At first, we refused to recognize Haiti's independence--just flat refused--and we used gunboat diplomacy against them from the time of Abe Lincoln on through the Billy Jeff Clinton time in office (or orifice in his case) when Billy Jeff sent all the Haitian refugees to Guantanamo Bay and then surrounded Haiti with Navy ships in order to keep the starving desperate Haitians from boarding an innertube and riding the risky waves over to Miami, once a Haitian haven of rest but since a natural haven of hate for Haitians. You know why Haitians are despised by most white and Spanish colonizers? You guessed it, because they were black men and they kicked Napoleon's French Army's ass, their rebellion started by Dutty Zamba Boukman and the revolting slaves and then led to final kick-ass victory by the military genius of a man named Toussaint L'ouverture.
Toussaint L'ouverture (top photo); Painting: "Boukman Rallies the Slaves" (bottom photo).

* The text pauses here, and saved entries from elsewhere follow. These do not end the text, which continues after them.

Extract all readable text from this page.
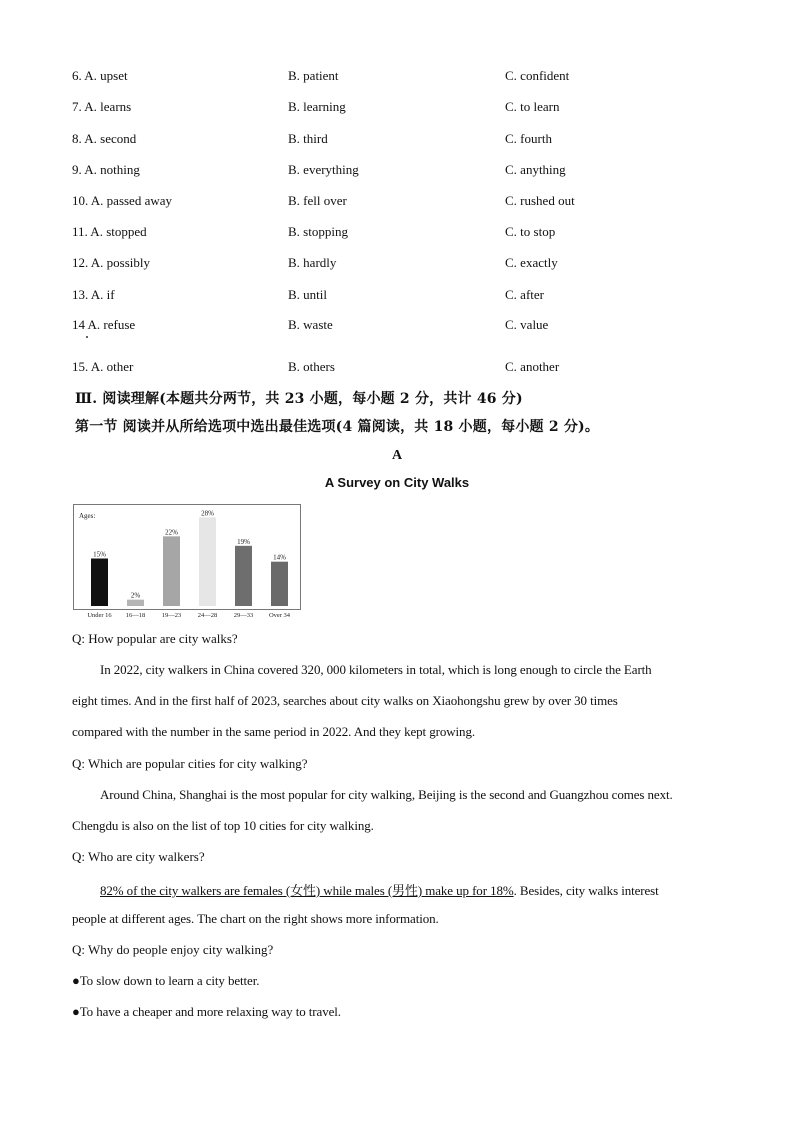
6. A. upset	B. patient	C. confident
7. A. learns	B. learning	C. to learn
8. A. second	B. third	C. fourth
9. A. nothing	B. everything	C. anything
10. A. passed away	B. fell over	C. rushed out
11. A. stopped	B. stopping	C. to stop
12. A. possibly	B. hardly	C. exactly
13. A. if	B. until	C. after
14 A. refuse	B. waste	C. value
15. A. other	B. others	C. another
Ⅲ. 阅读理解(本题共分两节，共 23 小题，每小题 2 分，共计 46 分)
第一节 阅读并从所给选项中选出最佳选项(4 篇阅读，共 18 小题，每小题 2 分)。
A
A Survey on City Walks
Ages:
15%
Under 16
2%
16—18
22%
19—23
28%
24—28
19%
29—33
14%
Over 34
Q: How popular are city walks?
In 2022, city walkers in China covered 320, 000 kilometers in total, which is long enough to circle the Earth
eight times. And in the first half of 2023, searches about city walks on Xiaohongshu grew by over 30 times
compared with the number in the same period in 2022. And they kept growing.
Q: Which are popular cities for city walking?
Around China, Shanghai is the most popular for city walking, Beijing is the second and Guangzhou comes next.
Chengdu is also on the list of top 10 cities for city walking.
Q: Who are city walkers?
82% of the city walkers are females (女性) while males (男性) make up for 18%. Besides, city walks interest
people at different ages. The chart on the right shows more information.
Q: Why do people enjoy city walking?
●To slow down to learn a city better.
●To have a cheaper and more relaxing way to travel.
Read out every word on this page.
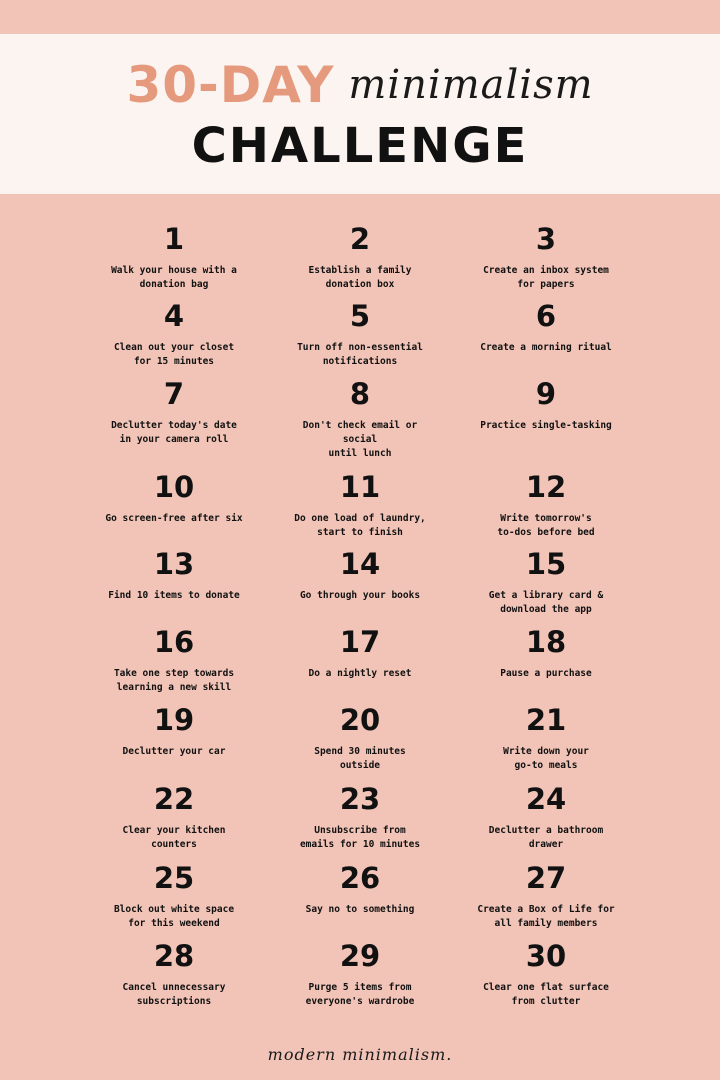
30-DAY minimalism
CHALLENGE
1
Walk your house with a
donation bag
2
Establish a family
donation box
3
Create an inbox system
for papers
4
Clean out your closet
for 15 minutes
5
Turn off non-essential
notifications
6
Create a morning ritual
7
Declutter today's date
in your camera roll
8
Don't check email or
social
until lunch
9
Practice single-tasking
10
Go screen-free after six
11
Do one load of laundry,
start to finish
12
Write tomorrow's
to-dos before bed
13
Find 10 items to donate
14
Go through your books
15
Get a library card &
download the app
16
Take one step towards
learning a new skill
17
Do a nightly reset
18
Pause a purchase
19
Declutter your car
20
Spend 30 minutes
outside
21
Write down your
go-to meals
22
Clear your kitchen
counters
23
Unsubscribe from
emails for 10 minutes
24
Declutter a bathroom
drawer
25
Block out white space
for this weekend
26
Say no to something
27
Create a Box of Life for
all family members
28
Cancel unnecessary
subscriptions
29
Purge 5 items from
everyone's wardrobe
30
Clear one flat surface
from clutter
modern minimalism.
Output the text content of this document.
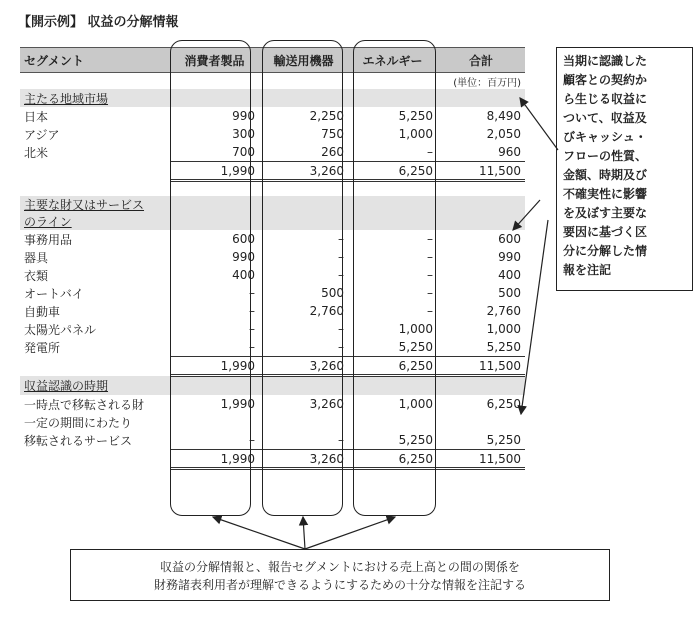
【開示例】 収益の分解情報
セグメント	消費者製品	輸送用機器	エネルギー	合計
				(単位：百万円)
主たる地域市場				
日本	990	2,250	5,250	8,490
アジア	300	750	1,000	2,050
北米	700	260	–	960
	1,990	3,260	6,250	11,500

主要な財又はサービス				
のライン				
事務用品	600	–	–	600
器具	990	–	–	990
衣類	400	–	–	400
オートバイ	–	500	–	500
自動車	–	2,760	–	2,760
太陽光パネル	–	–	1,000	1,000
発電所	–	–	5,250	5,250
	1,990	3,260	6,250	11,500
収益認識の時期				
一時点で移転される財	1,990	3,260	1,000	6,250
一定の期間にわたり				
移転されるサービス	–	–	5,250	5,250
	1,990	3,260	6,250	11,500
当期に認識した
顧客との契約か
ら生じる収益に
ついて、収益及
びキャッシュ・
フローの性質、
金額、時期及び
不確実性に影響
を及ぼす主要な
要因に基づく区
分に分解した情
報を注記
収益の分解情報と、報告セグメントにおける売上高との間の関係を
財務諸表利用者が理解できるようにするための十分な情報を注記する
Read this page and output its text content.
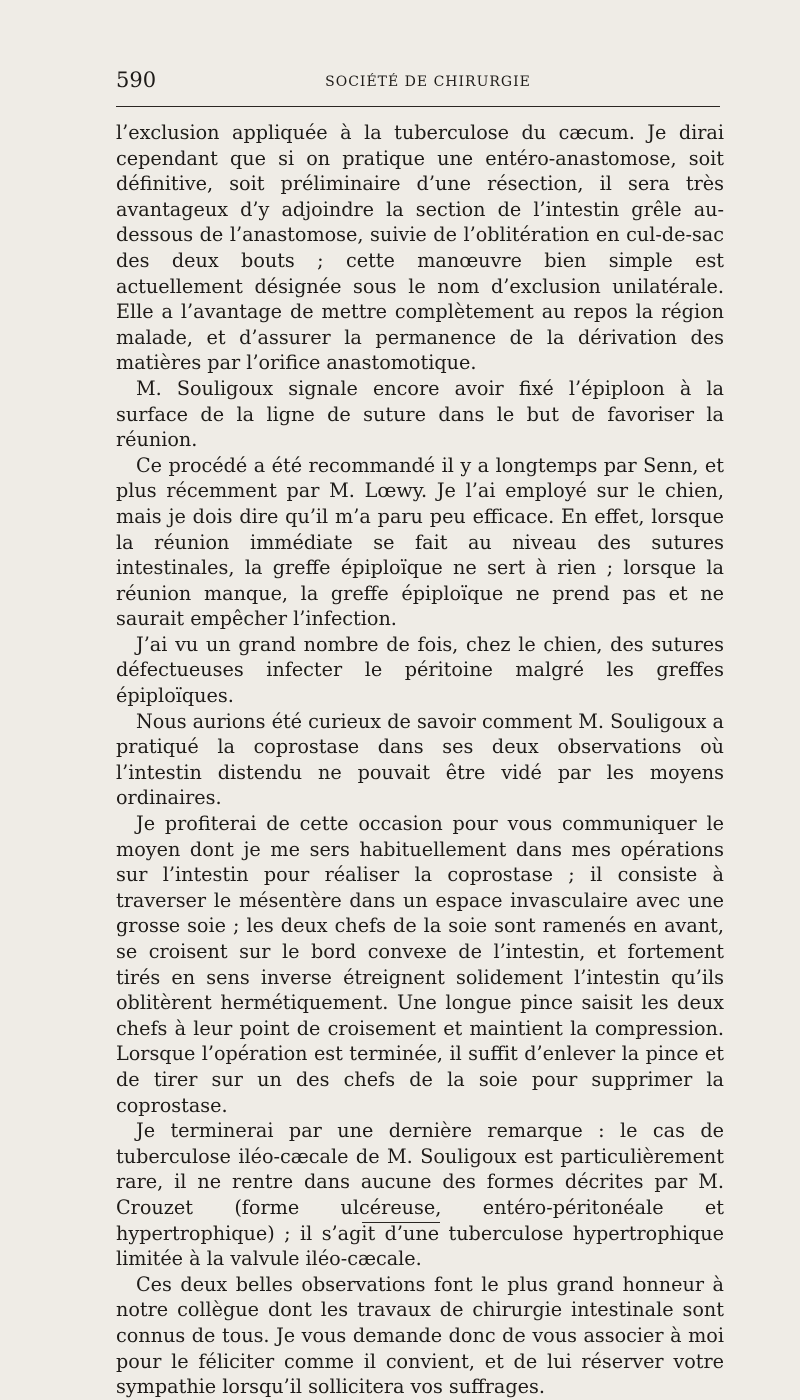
590	SOCIÉTÉ DE CHIRURGIE

l’exclusion appliquée à la tuberculose du cæcum. Je dirai cependant que si on pratique une entéro-anastomose, soit définitive, soit préliminaire d’une résection, il sera très avantageux d’y adjoindre la section de l’intestin grêle au-dessous de l’anastomose, suivie de l’oblitération en cul-de-sac des deux bouts ; cette manœuvre bien simple est actuellement désignée sous le nom d’exclusion unilatérale. Elle a l’avantage de mettre complètement au repos la région malade, et d’assurer la permanence de la dérivation des matières par l’orifice anastomotique.

M. Souligoux signale encore avoir fixé l’épiploon à la surface de la ligne de suture dans le but de favoriser la réunion.

Ce procédé a été recommandé il y a longtemps par Senn, et plus récemment par M. Lœwy. Je l’ai employé sur le chien, mais je dois dire qu’il m’a paru peu efficace. En effet, lorsque la réunion immédiate se fait au niveau des sutures intestinales, la greffe épiploïque ne sert à rien ; lorsque la réunion manque, la greffe épiploïque ne prend pas et ne saurait empêcher l’infection.

J’ai vu un grand nombre de fois, chez le chien, des sutures défectueuses infecter le péritoine malgré les greffes épiploïques.

Nous aurions été curieux de savoir comment M. Souligoux a pratiqué la coprostase dans ses deux observations où l’intestin distendu ne pouvait être vidé par les moyens ordinaires.

Je profiterai de cette occasion pour vous communiquer le moyen dont je me sers habituellement dans mes opérations sur l’intestin pour réaliser la coprostase ; il consiste à traverser le mésentère dans un espace invasculaire avec une grosse soie ; les deux chefs de la soie sont ramenés en avant, se croisent sur le bord convexe de l’intestin, et fortement tirés en sens inverse étreignent solidement l’intestin qu’ils oblitèrent hermétiquement. Une longue pince saisit les deux chefs à leur point de croisement et maintient la compression. Lorsque l’opération est terminée, il suffit d’enlever la pince et de tirer sur un des chefs de la soie pour supprimer la coprostase.

Je terminerai par une dernière remarque : le cas de tuberculose iléo-cæcale de M. Souligoux est particulièrement rare, il ne rentre dans aucune des formes décrites par M. Crouzet (forme ulcéreuse, entéro-péritonéale et hypertrophique) ; il s’agit d’une tuberculose hypertrophique limitée à la valvule iléo-cæcale.

Ces deux belles observations font le plus grand honneur à notre collègue dont les travaux de chirurgie intestinale sont connus de tous. Je vous demande donc de vous associer à moi pour le féliciter comme il convient, et de lui réserver votre sympathie lorsqu’il sollicitera vos suffrages.
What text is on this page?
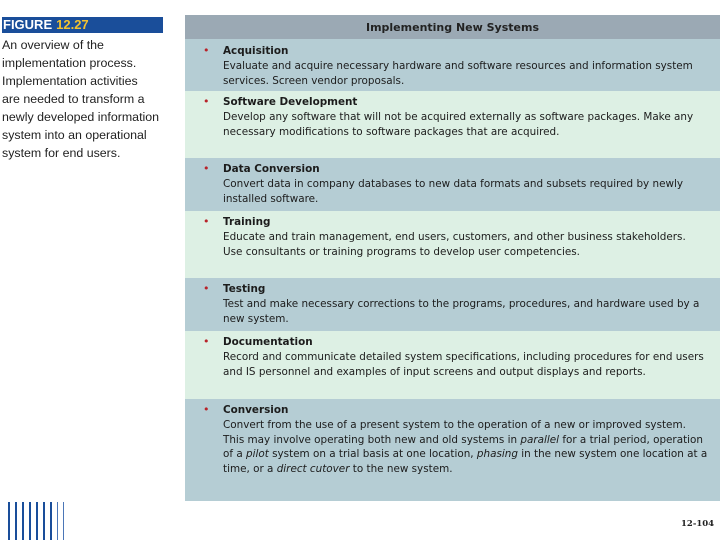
FIGURE 12.27
An overview of the
implementation process.
Implementation activities
are needed to transform a
newly developed information
system into an operational
system for end users.
Implementing New Systems
• Acquisition
Evaluate and acquire necessary hardware and software resources and information system services. Screen vendor proposals.
• Software Development
Develop any software that will not be acquired externally as software packages. Make any necessary modifications to software packages that are acquired.
• Data Conversion
Convert data in company databases to new data formats and subsets required by newly installed software.
• Training
Educate and train management, end users, customers, and other business stakeholders. Use consultants or training programs to develop user competencies.
• Testing
Test and make necessary corrections to the programs, procedures, and hardware used by a new system.
• Documentation
Record and communicate detailed system specifications, including procedures for end users and IS personnel and examples of input screens and output displays and reports.
• Conversion
Convert from the use of a present system to the operation of a new or improved system. This may involve operating both new and old systems in parallel for a trial period, operation of a pilot system on a trial basis at one location, phasing in the new system one location at a time, or a direct cutover to the new system.
12-104
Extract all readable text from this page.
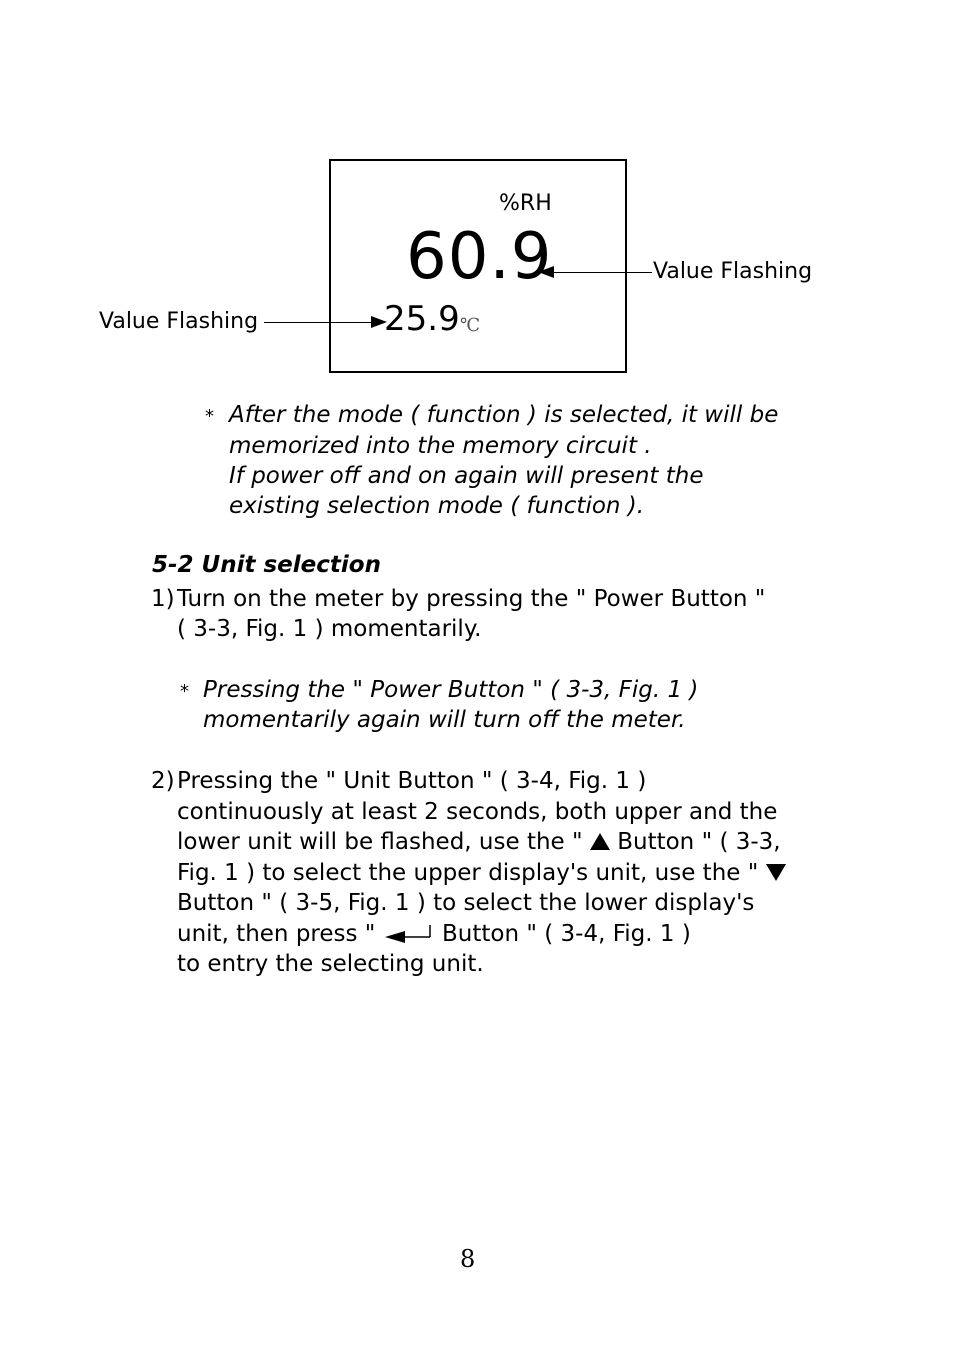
%RH
60.9	Value Flashing
Value Flashing	25.9 ℃
* After the mode ( function ) is selected, it will be
memorized into the memory circuit .
If power off and on again will present the
existing selection mode ( function ).
5-2 Unit selection
1) Turn on the meter by pressing the " Power Button "
( 3-3, Fig. 1 ) momentarily.
* Pressing the " Power Button " ( 3-3, Fig. 1 )
momentarily again will turn off the meter.
2) Pressing the " Unit Button " ( 3-4, Fig. 1 )
continuously at least 2 seconds, both upper and the
lower unit will be flashed, use the " Button " ( 3-3,
Fig. 1 ) to select the upper display's unit, use the "
Button " ( 3-5, Fig. 1 ) to select the lower display's
unit, then press "	Button " ( 3-4, Fig. 1 )
to entry the selecting unit.
8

NOTE: thegrowlingwolf suddenly, as is his habit, began growling and howling around the beautiful The Daily Growler underground offices near Yucca Flats, Nevada, then he harrangued for 15 minutes about this Haitian post was now a BOOK and he didn't want to write a book right now--"God-dammit," he was heard to growl, "I'm readin' books right now, not writing them. I hate having books rattlin' around freely in my cranium." He then bolted the office but not before tucking a $30 bottle of Michael Collins Irish Whiskey under his foreleg--we hope he isn't headed for Davenport. If he is we may not see him for a week or two.

for The Daily Growler

Sports Extra With marvelousmarvbackbiter
What a game, last night, at Shea, Willie vs. Joe. And Willie beat Joe. But what fun it was and Joe got a standing O and let me tell ya, Willie loved the win--and damn if he didn't need it--just to get the Mets fans back in his corner--they were turning on Willie thanks to the fucking baseball press--dumb ass newspaper men who know nothing about baseball really--who were bellyaching about Willie being a loser and wanting a new manager. The Mets stood behind Willie. The manager always gets blamed for a team losing, though managers really have little to do with buying the players or keeping an eye on the farm teams, etc. The manager is there to manage a game at a time--and of course a terrible manager can fuck a team up and a good manager, like Joe Torre, like Mike Scotia, like Bobby Cox, like Earl Weaver, like Casey Stengel, like Sparky Anderson, Whitey Herzog--I could go on namin' 'em for a few more whiles--the minute they start managing losing teams, the faster they fade into the cruel record books where even the greats soon fade to yellow as the years pass and the records fall and baseball history overgrows its bounds and so many great players and managers will be lost to time.